Adrian and partner Lorraine Flanagan were told that the survival chances for Jordan, born in September 2013, were “slim at best”.

But it was the expertise of the staff at East Lancshire’s NICU – and services for pancreatic cancer, liver and pancreatic conditions, HIV, respiratory and severe asthma, complex vascular complaints and complex disability – which our campaign is aiming to preserve.

And the weight of top-level support among political and community leaders across the area is growing, ahead of a regional review by NHS England.

Coun Kate Hollern, leader of Blackburn with Darwen Council, said: “I fully support this campaign and I am pleased the Lancashire Telegraph is taking this issue up.

“We don’t want to lose any of these important services from our area. I will be seeing what I can do to make sure families do not face travelling large distances to get to appointments when at the moment they are on their doorsteps. These plans need to be stopped.”

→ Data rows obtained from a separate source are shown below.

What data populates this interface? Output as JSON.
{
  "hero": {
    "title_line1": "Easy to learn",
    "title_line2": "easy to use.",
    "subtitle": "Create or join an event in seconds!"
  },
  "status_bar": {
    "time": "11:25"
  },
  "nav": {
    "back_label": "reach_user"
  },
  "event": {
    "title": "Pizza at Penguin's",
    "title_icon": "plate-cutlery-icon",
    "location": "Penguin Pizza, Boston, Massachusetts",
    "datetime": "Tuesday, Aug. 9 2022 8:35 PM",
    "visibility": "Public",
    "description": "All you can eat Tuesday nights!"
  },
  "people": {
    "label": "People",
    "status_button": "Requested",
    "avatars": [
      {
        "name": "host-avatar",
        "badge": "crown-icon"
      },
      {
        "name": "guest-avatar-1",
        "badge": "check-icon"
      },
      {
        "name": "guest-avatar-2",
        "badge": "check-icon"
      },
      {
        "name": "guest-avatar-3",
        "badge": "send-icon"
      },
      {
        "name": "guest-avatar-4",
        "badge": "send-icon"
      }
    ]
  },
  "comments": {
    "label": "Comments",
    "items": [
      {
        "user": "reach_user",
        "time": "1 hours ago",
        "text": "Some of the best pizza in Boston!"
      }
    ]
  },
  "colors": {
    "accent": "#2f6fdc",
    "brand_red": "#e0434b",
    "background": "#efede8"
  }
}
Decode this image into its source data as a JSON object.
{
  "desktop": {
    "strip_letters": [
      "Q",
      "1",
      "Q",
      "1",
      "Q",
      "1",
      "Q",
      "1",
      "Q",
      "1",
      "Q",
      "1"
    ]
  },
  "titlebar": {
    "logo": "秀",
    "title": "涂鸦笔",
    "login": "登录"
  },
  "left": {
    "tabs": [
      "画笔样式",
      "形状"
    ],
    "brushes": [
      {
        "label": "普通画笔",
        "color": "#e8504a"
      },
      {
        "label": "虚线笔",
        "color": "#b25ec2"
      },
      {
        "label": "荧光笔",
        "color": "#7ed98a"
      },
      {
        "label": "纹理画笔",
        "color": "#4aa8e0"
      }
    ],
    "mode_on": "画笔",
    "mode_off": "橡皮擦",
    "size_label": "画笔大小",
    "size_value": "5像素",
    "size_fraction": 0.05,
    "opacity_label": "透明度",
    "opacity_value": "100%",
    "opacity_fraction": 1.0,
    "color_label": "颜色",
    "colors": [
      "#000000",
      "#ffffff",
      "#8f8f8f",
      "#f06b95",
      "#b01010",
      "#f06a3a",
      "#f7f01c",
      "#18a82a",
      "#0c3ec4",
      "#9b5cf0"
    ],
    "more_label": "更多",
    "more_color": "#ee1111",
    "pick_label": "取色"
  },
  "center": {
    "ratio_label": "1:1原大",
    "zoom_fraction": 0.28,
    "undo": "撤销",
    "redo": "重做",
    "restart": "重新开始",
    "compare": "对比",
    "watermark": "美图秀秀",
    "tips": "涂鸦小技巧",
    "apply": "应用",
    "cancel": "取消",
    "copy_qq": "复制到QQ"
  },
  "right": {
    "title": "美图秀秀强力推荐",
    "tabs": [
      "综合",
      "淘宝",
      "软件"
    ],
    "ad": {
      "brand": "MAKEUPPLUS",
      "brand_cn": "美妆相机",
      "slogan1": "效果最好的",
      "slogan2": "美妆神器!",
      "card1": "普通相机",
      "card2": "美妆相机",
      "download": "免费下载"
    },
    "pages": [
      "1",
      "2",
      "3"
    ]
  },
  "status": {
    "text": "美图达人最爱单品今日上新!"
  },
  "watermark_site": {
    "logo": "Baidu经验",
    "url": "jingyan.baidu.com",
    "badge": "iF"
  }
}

Cllr Gladys Sandiford, a retired midwife who represents Haslingden’s Greenfield ward, is “deploring” yet another health service shake-up, just a few years after several services across Blackburn and Burnley were reorgansed as part of the controversial Meeting Patients Needs programme.

“Every time we have another reconfiguration it is the most vulnerable and poorest members of society that are worst hit,” said Cllr Sandiford.

“They are the ones who cannot just jump in a car and get from A to B, or even get a bus, which the county council are looking to cut back on. And it’s not just patients - how are people going to get to the likes of Oldham and Salford for visting unless they have their own transport.

“We should be saying ‘no more’ to losing any other services in East Lancashire.”